Don't Cry Dada
It's like a Chinese, consumer-oriented reboot of The Wild One. Rival electric bike gangs infest the cities, hell-bent on delivering people's all-important breakfast bananas and eyebrow combs in record time. Their test-buzzer scooter horns fill the air and disturb the peace.
Their bosses won't have it any other way. Just as with ecommerce, more than a decade ago, the delivery racket wars are wars of attrition. Which company can take the thousand cuts, bleed a Yangtze river of cash flow, and still be standing?
JD spinoff Dada is donating more than a pint to the cause. Despite home delivery being the new normal, and revenues of almost $300m in Q1 2021, from both express parcel and grocery delivery, Dada still realized a $110m net loss. That revenue isn't going to biker health care, unsocialistically, but rather massive marketing budgets and rising operational costs.
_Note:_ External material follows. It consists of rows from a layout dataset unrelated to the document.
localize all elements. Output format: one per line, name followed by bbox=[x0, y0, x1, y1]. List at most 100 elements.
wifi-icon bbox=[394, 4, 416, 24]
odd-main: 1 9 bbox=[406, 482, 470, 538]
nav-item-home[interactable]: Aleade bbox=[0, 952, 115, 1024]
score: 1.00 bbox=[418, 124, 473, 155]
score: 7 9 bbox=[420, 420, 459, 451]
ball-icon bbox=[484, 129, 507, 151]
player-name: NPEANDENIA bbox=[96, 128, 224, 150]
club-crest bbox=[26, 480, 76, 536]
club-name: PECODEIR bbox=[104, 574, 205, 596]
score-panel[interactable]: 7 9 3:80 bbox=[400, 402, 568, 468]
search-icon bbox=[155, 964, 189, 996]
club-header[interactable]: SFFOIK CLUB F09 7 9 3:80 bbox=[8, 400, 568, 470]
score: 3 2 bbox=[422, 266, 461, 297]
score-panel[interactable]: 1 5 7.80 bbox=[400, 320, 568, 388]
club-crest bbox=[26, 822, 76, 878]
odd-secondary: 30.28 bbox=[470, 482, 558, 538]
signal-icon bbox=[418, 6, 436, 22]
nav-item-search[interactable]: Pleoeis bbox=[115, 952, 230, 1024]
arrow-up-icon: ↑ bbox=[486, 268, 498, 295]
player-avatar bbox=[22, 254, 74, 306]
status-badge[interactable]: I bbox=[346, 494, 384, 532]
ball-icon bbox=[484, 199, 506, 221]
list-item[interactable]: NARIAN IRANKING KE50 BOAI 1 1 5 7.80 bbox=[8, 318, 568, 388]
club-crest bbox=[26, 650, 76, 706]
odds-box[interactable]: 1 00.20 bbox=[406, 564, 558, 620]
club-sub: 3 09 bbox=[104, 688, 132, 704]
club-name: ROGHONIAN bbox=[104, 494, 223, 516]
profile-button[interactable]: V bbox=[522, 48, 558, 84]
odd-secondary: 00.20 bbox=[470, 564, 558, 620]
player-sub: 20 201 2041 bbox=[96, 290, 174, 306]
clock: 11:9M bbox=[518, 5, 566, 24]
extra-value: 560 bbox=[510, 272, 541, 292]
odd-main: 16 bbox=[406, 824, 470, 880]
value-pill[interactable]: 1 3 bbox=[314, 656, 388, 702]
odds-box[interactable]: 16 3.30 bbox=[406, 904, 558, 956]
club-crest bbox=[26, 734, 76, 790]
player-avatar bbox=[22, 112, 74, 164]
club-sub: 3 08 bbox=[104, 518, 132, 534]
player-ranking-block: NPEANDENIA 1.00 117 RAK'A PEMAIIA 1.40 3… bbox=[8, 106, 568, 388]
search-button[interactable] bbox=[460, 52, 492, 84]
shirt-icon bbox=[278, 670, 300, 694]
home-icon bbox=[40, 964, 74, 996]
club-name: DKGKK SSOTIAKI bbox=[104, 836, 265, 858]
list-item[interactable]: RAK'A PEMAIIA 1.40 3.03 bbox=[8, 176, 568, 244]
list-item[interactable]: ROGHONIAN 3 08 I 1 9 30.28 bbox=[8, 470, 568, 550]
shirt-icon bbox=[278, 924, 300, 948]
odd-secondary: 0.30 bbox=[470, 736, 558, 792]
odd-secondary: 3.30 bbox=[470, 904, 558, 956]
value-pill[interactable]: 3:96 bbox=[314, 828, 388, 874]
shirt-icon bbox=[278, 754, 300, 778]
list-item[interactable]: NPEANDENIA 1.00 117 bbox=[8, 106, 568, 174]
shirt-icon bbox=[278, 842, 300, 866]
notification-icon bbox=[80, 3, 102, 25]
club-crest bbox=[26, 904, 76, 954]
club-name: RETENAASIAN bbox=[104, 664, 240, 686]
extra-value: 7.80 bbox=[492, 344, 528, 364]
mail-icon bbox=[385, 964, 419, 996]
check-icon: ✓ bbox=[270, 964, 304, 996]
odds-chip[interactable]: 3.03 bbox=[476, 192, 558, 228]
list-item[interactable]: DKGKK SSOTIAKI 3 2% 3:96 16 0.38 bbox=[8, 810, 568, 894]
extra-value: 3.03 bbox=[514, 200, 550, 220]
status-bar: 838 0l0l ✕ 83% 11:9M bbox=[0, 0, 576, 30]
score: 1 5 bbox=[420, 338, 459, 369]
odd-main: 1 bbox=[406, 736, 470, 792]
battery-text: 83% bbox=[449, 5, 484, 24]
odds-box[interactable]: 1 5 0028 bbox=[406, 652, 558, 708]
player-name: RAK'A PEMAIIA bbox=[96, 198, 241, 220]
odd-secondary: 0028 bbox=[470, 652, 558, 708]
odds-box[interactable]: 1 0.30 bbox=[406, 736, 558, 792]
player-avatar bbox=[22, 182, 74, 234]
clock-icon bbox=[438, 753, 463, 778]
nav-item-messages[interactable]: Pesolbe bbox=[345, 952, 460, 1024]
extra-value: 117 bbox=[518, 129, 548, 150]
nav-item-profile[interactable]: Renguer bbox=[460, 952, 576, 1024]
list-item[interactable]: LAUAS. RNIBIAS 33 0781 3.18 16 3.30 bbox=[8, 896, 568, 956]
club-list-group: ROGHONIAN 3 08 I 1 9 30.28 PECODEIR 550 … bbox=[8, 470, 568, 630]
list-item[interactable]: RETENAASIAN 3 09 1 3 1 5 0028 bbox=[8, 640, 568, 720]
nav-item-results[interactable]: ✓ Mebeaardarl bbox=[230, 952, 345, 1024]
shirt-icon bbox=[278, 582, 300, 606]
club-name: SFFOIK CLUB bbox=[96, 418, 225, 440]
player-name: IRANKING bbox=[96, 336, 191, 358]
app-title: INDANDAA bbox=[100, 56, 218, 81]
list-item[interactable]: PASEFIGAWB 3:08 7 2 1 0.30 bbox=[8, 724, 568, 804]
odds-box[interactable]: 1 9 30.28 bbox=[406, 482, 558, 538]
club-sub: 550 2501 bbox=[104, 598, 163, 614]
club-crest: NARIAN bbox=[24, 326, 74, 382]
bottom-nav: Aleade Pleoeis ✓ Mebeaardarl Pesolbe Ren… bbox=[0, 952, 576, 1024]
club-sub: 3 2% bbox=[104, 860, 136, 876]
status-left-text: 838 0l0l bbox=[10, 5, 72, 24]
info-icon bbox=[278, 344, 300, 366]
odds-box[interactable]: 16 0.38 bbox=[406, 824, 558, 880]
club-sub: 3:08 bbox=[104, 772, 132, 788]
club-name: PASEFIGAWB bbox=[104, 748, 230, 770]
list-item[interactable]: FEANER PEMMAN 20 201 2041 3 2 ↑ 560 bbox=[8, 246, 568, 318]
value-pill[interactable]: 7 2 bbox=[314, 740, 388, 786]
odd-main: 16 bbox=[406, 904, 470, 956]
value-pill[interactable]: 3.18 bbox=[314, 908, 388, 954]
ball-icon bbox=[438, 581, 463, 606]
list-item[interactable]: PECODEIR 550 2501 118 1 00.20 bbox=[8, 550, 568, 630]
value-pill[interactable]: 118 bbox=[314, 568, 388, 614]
"Having a heavyweight strategic investor like JD is great, but no longer enough," says Jimmie Jeremejev. "Especially since Dada is tackling both parcel and grocery delivery. You have companies coming out with new tech-enabled business models that will gain market share the old-fashioned way, better service. Take Miss Fresh, for example: algorithm-based distribution to mini-warehouses that can be set up cheaply from Tier 1 to "Tier 88 cities"."